Questions and Answers

Does the council have any public buildings with RAAC?

No. A desktop assessment and site visits were undertaken in January 2023 by the council’s compliance and consultancy services team and no public buildings constructed with RAAC were identified. Our partners BAM have also confirmed that this is the case with their portfolio.

What steps has the council taken to verify this?

In January 2023, the council proactively carried out a desktop survey as well as undertook site visits to survey over 140 properties including schools, community facilities and corporate buildings. This identified no buildings constructed using RAAC.

In addition, the Council has been able to refer to recent structural reports undertaken for unrelated alterations completed over the past few years within our buildings (for example as part of 1140 hour childcare expansion).

As is normal practice, our weekly inspections of all buildings in the council’s learning estate will continue, alongside regular survey works across its wider assets.

All professional guidance has been followed to date and we will continue to ensure we comply with any further guidance coming from government or relevant professional bodies.

What is RAAC and why is it used in buildings?

Reinforced autoclaved aerated concrete (RAAC) is a lightweight construction material that was used in the construction of some public buildings like schools and hospitals between the 1950s and 1990s. It was used mostly in flat roofing, but also in some pitched roofs, floors and walls.

It was quicker to produce, easier to install, and cheaper than standard concrete. Despite its name, it is very different to traditional concrete although it looks similar. It is aerated, or ‘bubbly’, and is therefore less durable than traditional concrete.

Why is there a risk?

RAAC can be susceptible to failure when exposed to moisture. The ‘bubbles’ can allow water to enter the material.
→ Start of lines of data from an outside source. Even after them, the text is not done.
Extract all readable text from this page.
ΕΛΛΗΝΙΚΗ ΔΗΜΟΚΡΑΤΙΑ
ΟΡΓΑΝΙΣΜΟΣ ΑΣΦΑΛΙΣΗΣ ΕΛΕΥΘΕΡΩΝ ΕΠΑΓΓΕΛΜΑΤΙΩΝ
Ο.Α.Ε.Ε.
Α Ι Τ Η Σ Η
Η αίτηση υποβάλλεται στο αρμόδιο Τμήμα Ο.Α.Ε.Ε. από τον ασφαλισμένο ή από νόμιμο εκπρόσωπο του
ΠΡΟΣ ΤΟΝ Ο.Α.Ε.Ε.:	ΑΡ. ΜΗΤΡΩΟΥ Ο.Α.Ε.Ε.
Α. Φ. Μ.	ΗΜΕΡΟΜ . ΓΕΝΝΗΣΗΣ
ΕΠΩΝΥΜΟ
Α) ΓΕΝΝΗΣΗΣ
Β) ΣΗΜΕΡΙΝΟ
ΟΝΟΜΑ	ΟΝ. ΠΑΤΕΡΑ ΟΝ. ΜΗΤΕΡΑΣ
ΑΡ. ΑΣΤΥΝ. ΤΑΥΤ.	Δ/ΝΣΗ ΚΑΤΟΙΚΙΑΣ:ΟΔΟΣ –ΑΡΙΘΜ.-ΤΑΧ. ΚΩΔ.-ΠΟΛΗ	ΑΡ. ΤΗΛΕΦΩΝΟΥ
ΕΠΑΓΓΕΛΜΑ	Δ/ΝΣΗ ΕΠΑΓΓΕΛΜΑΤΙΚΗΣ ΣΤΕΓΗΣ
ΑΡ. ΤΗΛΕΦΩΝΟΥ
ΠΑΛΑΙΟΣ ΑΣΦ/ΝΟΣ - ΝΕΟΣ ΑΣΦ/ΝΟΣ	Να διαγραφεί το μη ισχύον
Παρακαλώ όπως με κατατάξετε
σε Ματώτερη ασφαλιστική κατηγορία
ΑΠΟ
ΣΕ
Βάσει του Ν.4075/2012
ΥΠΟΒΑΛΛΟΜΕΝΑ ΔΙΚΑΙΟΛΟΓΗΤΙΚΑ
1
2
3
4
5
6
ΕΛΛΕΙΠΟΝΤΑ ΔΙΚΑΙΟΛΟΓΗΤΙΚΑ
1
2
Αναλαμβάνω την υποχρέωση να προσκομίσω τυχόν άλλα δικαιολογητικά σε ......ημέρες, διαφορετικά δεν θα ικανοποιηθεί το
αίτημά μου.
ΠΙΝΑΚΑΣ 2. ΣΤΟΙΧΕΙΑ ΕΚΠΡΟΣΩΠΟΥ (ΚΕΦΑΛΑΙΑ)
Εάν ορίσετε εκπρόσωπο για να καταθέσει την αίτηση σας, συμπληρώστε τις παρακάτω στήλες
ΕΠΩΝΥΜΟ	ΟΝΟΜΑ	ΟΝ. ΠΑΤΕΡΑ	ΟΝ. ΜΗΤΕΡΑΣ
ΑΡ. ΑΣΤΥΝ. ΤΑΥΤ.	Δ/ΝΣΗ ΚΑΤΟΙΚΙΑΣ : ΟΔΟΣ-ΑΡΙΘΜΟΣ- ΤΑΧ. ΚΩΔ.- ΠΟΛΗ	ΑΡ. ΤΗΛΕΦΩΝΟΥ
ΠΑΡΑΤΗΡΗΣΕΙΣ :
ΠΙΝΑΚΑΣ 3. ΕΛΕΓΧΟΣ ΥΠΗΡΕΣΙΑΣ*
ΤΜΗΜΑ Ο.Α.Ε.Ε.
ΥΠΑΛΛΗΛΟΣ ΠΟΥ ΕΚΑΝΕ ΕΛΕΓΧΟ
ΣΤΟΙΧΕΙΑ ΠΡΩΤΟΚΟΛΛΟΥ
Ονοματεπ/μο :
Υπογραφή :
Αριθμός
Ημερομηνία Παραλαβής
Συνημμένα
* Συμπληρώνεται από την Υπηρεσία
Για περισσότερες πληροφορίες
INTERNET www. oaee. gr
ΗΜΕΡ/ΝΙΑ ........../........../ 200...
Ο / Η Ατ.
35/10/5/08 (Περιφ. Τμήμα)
This moisture can also cause decay in any reinforcement steel (‘rebar’) present in the material.

In February 2022, a report was published by Institute of Structural Engineers RAAC Group following an incident in England in 2018 and an initial safety alert in 2019. Guidance was published by the group in April 2023.

Is council housing affected?

An initial assessment of our housing stock has not identified the presence of RAAC in our homes. We will continue to work to ensure all homes meet the new guidelines.

Are private and commercial buildings affected?

The Institution of Structural Engineering advises that any private owner with properties constructed between the mid-1950s and mid-1990s should conduct a survey of the building to identify or eliminate the possibility of RAAC within the fabric where necessary and assess whether remedial work is required.